Poultry, pigeons, and rabbits, may be reared by young people, both for amusement and profit. The child who understands much of the natural history of domestic animals from practical observation, and perceives the force of those influences which unite the parent and the offspring, will so far sympathize with, and apprehend the nature of, those influences, as to feel pain at the thought of wantonly dissociating that connection, and would be far less likely “to rob the poor birds of their young,” than the child who had not been familiarized with the nature and habits of the feathered race.

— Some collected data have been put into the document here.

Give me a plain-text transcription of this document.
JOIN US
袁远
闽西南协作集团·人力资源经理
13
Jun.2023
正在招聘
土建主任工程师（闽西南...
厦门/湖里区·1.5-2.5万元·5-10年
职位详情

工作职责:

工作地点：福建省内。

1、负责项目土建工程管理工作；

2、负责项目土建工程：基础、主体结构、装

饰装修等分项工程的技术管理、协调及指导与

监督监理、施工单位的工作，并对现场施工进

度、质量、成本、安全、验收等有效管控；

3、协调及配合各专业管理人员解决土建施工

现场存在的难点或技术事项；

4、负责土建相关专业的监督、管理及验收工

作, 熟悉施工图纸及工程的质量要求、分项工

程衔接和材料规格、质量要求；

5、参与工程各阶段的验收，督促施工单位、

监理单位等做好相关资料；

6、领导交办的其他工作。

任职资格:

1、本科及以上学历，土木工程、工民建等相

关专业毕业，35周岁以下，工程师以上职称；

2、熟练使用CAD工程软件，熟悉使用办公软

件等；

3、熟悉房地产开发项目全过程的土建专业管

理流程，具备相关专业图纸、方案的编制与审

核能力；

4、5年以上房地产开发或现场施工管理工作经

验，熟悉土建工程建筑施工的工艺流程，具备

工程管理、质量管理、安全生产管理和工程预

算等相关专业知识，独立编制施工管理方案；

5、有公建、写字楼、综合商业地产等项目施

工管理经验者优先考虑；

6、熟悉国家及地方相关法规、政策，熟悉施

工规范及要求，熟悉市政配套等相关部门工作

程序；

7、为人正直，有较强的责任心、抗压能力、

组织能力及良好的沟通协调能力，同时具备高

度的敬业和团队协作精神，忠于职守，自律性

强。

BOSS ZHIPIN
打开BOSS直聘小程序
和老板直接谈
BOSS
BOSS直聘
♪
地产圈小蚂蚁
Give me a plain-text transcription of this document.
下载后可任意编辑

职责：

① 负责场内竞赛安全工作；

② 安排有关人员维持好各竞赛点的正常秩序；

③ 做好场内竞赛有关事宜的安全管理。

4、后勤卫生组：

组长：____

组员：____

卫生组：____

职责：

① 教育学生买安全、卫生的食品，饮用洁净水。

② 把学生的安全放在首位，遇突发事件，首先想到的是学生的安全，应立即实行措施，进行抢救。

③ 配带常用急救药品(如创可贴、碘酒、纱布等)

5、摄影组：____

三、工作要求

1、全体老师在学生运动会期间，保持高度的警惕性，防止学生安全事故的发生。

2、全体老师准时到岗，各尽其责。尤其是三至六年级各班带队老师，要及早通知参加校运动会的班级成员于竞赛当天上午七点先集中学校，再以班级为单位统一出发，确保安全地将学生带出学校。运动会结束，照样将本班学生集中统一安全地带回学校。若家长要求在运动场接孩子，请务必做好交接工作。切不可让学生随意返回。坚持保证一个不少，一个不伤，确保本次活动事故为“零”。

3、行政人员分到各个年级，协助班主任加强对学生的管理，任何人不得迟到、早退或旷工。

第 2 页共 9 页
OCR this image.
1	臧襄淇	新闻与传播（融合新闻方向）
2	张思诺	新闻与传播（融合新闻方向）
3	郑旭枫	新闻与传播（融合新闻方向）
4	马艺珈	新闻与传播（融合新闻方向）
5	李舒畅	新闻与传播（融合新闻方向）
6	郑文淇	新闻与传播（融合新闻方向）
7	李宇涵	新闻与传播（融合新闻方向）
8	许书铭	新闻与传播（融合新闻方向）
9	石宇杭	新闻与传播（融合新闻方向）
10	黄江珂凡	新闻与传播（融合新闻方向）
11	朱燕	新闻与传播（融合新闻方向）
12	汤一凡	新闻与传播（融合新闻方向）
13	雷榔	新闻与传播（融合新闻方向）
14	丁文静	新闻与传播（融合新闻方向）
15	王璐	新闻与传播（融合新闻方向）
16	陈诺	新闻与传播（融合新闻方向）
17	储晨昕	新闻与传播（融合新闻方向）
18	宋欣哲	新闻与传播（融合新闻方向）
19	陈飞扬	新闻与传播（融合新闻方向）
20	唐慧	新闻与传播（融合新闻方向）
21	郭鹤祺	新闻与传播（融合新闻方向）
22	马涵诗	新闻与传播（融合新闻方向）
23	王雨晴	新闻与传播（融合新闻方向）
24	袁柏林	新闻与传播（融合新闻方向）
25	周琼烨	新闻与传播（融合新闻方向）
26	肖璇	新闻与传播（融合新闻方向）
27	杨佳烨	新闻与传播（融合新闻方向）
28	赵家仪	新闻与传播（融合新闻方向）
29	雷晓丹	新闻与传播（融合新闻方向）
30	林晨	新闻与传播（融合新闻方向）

Children who have watched over a brood of chickens from the moment of their first disengagement from the shell, and witnessed the instinct with which the Creator causes them to come at the call of their mother, and contemplate the love with which “the hen gathers her chickens under her wings,” will take no pleasure in destroying that life of which they had anxiously traced the progress from the hour in which the first sign of developed animation appeared. It is improbable that the boy (and far more so that the girl, who is naturally kind) to whose hand the birds have fearlessly looked for food, while they clamorously delighted in his presence, could in his manhood witness any torturing of the feathered race, such as the diabolical barbarity of throwing at cocks on Shrove Tuesday, which used to disgrace Great Britain; or take pleasure in the barbarities of a cock-fight[A] or a gander-fight.[B]

For those who are excluded from the enjoyments of rural life, and those occupations to which I have referred, there remain other pursuits of extreme interest, according to their respective tastes—geology, chemistry, mechanics, which employ both the head and the hand. Many a youth may be taught “sermons in stones,” &c.—see the quotation in Shakspeare, As You Like It—and be kept from bad company, by having access to a lathe, and becoming practically “a tool-making animal,” who, from his distaste to books, would be otherwise miserably destitute of rational employment. I do not wish to see either young or old persons too much

“Agog for novelty where’er it lies,
In mosses, fleas, or cockleshells, or flies”—

But natural history, to a reasonable extent, is surely a useful and improving study for both rich and poor; it leads them to look from the creature to the Creator; to contemplate His works, His glories, and His beneficent designs, both in the material and the spiritual world. In short, I would supply the mind and body with those occupations which best harmonise together, and most powerfully tend to overcome the degrading and demoralising effects of ignorance, which is confessedly the greatest enemy to religion, to peace, good order, and social happiness.